Powerful performances by five good actors also make Humpty Dumpty well worth its ticket price. Eric Bogosian wrote this two-act drama--about city folk who fall apart in a crisis far from home--as a reaction to the Y2K scare, but it's gained an even eerier relevance since 9/11 and seems almost too prescient in the wake of the recent Hurricane Katrina disaster. Second Thought Theatre's production marks the play's Southern premiere.

Two young and gorgeous media-centric couples--Nicole and Max, Spoon and Troy--descend on an expensively renovated barn in upstate New York for a winter week's vacation. Juggling cell phones, laptops and handhelds, they revel in their superiority over the hicks in the sticks. They admit to reading People and watching the Oscars, but, says Max (Steven Walters), "When we do it, it's ironic."

Max is a struggling writer with one New Yorker short story in print. Wife Nicole (Meridith Morton) edits other writers for a big publishing house. Troy (Derek Phillips) is a slick L.A. guy who churns out dumb screenplays and hopes Nicole will option his novel. Actress-girlfriend Spoon (Elise Reynard) contorts into yoga poses and babbles about trying to "realign" by "taking a little break from alcohol."

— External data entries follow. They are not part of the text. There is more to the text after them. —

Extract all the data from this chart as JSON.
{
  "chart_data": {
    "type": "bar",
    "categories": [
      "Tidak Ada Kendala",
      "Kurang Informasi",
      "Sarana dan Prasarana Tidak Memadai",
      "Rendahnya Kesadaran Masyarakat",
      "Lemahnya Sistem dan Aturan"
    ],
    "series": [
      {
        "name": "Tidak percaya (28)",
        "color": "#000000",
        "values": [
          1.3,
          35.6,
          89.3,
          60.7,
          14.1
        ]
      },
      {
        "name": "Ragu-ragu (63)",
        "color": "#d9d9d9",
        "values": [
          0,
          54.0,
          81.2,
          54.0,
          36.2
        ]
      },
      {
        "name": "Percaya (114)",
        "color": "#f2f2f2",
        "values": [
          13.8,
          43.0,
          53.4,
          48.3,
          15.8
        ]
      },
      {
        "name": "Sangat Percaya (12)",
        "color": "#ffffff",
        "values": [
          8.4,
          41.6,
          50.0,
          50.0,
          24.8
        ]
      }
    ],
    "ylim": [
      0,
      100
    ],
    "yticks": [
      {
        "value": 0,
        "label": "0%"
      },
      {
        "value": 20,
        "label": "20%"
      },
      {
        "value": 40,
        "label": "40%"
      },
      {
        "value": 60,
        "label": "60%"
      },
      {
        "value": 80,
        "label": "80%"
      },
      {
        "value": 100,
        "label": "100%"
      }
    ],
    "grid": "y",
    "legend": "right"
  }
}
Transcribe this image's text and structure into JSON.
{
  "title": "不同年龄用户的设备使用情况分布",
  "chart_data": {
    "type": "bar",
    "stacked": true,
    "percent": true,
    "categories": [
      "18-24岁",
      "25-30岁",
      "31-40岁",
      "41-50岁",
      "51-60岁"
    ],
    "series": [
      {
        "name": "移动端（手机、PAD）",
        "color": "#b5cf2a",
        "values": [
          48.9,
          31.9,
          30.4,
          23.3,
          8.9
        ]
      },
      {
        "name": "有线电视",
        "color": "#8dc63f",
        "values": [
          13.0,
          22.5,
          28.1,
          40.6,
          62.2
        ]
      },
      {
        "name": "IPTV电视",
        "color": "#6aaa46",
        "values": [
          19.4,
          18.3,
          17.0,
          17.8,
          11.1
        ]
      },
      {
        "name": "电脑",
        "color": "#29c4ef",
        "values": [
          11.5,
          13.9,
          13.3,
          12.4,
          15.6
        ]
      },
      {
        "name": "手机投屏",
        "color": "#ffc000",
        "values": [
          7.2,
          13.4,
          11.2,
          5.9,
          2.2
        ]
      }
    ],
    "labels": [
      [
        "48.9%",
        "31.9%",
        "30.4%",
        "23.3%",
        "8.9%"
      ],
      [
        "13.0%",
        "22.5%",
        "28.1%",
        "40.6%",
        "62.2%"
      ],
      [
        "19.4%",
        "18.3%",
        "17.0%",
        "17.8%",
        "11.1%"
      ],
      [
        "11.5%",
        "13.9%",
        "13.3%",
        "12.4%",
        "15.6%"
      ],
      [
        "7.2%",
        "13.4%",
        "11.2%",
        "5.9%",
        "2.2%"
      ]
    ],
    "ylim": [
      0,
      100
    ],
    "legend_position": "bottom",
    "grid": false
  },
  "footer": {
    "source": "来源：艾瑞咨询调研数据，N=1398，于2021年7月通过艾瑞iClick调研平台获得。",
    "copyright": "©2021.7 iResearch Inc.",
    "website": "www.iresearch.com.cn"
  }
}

They are a quartet of obnoxious pretensions. Nibbling edamame, gourmet cheeses and caviar, the couples joke about throwing an orgy in their mountain hideaway. But before any clothes come off, the lights go off in a mysterious power failure. A creepy-humpy caretaker named Nat (Robert Prentiss) shows up with lanterns, candles and a big, sharp axe for cutting firewood. And from there, the play veers off into a rather chatty, post-millennial stopover in the Twilight Zone.

Bogosian forces these characters to explore their own weaknesses when they're cut off from everything familiar. After weeks go by and there are still no phones or lights, they go a little desperate and crazy. They shiver from cold and live on eggs scavenged by Nat from nearby farms (inspiring Nicole to repeat the nursery rhyme referenced in the title). When the foursome considers leaving, Nat hints ominously at bikers, hillbillies and mountain lions just beyond the front door.

When he wrote it, Bogosian must have thought audiences would find the situation pretty far-fetched. He tosses in mentions of Deliverance, Failsafe and Outbreak just for safe measure. But Humpty Dumpty is all too believable in these days of failing levees and quivering power grids. Except in reality, instead of hillbillies or bikers, it would be CNN's Anderson Cooper lurking outside.

The cast makes their terror palpable, taking their time and building tension to a snapping point. Prentiss, always good playing the strangely attractive loner, gives off a sexy vibe as Nat that fires up scenes with the freaked-out Nicole and the cider-chugging Spoon. In that role, Reynard, who'll soon re-team with Walters as the young couple in Classical Acting's Gift of the Magi, makes a staggeringly impressive transition from happy bimbo to shattered soul. Director Matthew Gray achieves some exciting work with a script that goes a bit long tiptoeing toward its final shock.

Gotta say, with cracking shows like Mr. Green and Humpty Dumpty, we've had a great fall.